Le gros homme modula un petit sifflement qui indiquait nettement que telle n’était pas son opinion.

– Si tu le prends ainsi, prononça-t-il, Clameran avait raison, tu n’es pas fort.

Il était aisé de voir que cet excellent Joseph Dubois grillait d’envie de motiver son avis, cependant il n’osa pas.
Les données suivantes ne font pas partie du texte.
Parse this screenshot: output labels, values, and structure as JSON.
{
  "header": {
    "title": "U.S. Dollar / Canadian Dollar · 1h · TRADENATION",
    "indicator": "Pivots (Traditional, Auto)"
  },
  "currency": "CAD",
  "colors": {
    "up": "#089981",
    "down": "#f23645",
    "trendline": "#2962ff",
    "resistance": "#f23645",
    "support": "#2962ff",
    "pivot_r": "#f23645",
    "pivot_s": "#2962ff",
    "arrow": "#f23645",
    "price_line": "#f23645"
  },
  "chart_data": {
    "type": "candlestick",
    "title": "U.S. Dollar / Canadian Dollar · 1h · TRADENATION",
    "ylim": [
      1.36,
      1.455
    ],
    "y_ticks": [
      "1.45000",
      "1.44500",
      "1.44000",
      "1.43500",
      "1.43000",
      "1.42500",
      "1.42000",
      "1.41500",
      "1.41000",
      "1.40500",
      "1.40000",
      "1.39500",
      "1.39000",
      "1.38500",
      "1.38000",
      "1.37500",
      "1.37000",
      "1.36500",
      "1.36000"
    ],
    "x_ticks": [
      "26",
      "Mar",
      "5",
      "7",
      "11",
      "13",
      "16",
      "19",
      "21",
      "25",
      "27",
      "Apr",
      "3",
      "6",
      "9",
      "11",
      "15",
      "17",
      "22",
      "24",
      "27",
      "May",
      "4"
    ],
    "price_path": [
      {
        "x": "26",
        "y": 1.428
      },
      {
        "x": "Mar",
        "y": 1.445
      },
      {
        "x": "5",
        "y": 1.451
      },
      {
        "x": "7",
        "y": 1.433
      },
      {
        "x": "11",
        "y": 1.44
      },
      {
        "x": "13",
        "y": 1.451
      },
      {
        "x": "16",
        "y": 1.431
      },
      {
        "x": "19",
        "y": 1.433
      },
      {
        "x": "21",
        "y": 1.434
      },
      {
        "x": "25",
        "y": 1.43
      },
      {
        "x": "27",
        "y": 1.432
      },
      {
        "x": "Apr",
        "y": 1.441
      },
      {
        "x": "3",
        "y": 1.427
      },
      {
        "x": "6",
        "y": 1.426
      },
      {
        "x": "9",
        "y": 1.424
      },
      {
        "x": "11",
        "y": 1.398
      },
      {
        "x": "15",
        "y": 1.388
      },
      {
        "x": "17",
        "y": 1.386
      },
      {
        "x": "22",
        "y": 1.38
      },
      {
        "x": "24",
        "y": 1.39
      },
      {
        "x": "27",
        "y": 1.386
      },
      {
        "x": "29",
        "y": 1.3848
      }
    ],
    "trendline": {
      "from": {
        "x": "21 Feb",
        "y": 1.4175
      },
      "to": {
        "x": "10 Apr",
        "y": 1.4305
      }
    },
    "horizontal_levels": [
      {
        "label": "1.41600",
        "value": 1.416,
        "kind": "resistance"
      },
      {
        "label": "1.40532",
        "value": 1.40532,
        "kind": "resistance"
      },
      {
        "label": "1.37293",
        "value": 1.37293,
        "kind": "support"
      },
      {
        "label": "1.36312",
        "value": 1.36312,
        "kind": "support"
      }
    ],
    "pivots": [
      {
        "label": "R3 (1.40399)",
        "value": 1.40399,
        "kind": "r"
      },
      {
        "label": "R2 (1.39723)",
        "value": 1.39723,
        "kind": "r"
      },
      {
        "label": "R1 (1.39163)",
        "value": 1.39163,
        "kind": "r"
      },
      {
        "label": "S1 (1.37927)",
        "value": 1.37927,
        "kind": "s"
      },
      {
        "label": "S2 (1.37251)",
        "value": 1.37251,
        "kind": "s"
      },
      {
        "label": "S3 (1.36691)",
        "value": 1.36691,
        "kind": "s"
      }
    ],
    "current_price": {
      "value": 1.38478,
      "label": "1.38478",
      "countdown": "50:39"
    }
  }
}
– Dans le fait, répondit-il, tout déconcerté, c’est bien possible. Toujours est-il que, cette affaire arrangée, monsieur le marquis s’est habillé pour sortir. Seulement, il n’a pas voulu de sa voiture et je lui ai vu prendre un remise [8] dans la cour de l’hôtel. Là, franchement, j’ai bien cru que je ne le reverrais pas de longtemps et qu’il allait se donner de l’air. Erreur. Il m’est revenu sur les cinq heures, gai comme un pinson. Moi, pendant cette absence, j’avais couru au télégraphe…

– Comment, tu ne l’as pas suivi?

– Excusez, patron, un de nos… amis le «filait», je m’en étais assuré. C’est même par cet ami que je sais ce qu’a fait notre gaillard. Il est allé d’abord chez un agent de change, puis au Comptoir d’escompte, puis à la Banque. On voit bien que c’est un capitaliste! J’ai idée qu’il a pris ses dispositions pour un petit voyage.

– Et c’est tout?

– De ce côté, oui, patron. D’un autre, il est bon que vous sachiez que nos coquins ont essayé de faire coffrer administrativement, vous m’entendez, mademoiselle Palmyre. Par bonheur, vous aviez prévu le coup, et j’avais prévenu là-bas. Sans vous, elle était «emballée» raide.

Il s’arrêta, le nez en l’air, cherchant s’il n’avait pas autre chose encore à dire. Ne trouvant rien:

– Et voilà! s’écria-t-il. J’ose espérer que monsieur Patrigent va se frotter les mains ferme à ma première visite. Il ne s’attend pas aux détails qui vont grossir son dossier 113.

Il y eut un long silence. Ainsi que l’avait conjecturé ce bon Joseph, l’instant décisif était venu, et M. Verduret dressait son plan de bataille en attendant le rapport de Nina, redevenue Palmyre, lequel devait décider son point d’attaque.

Mais Joseph Dubois était impatient et inquiet.

– Que dois-je faire maintenant, patron? demanda-t-il.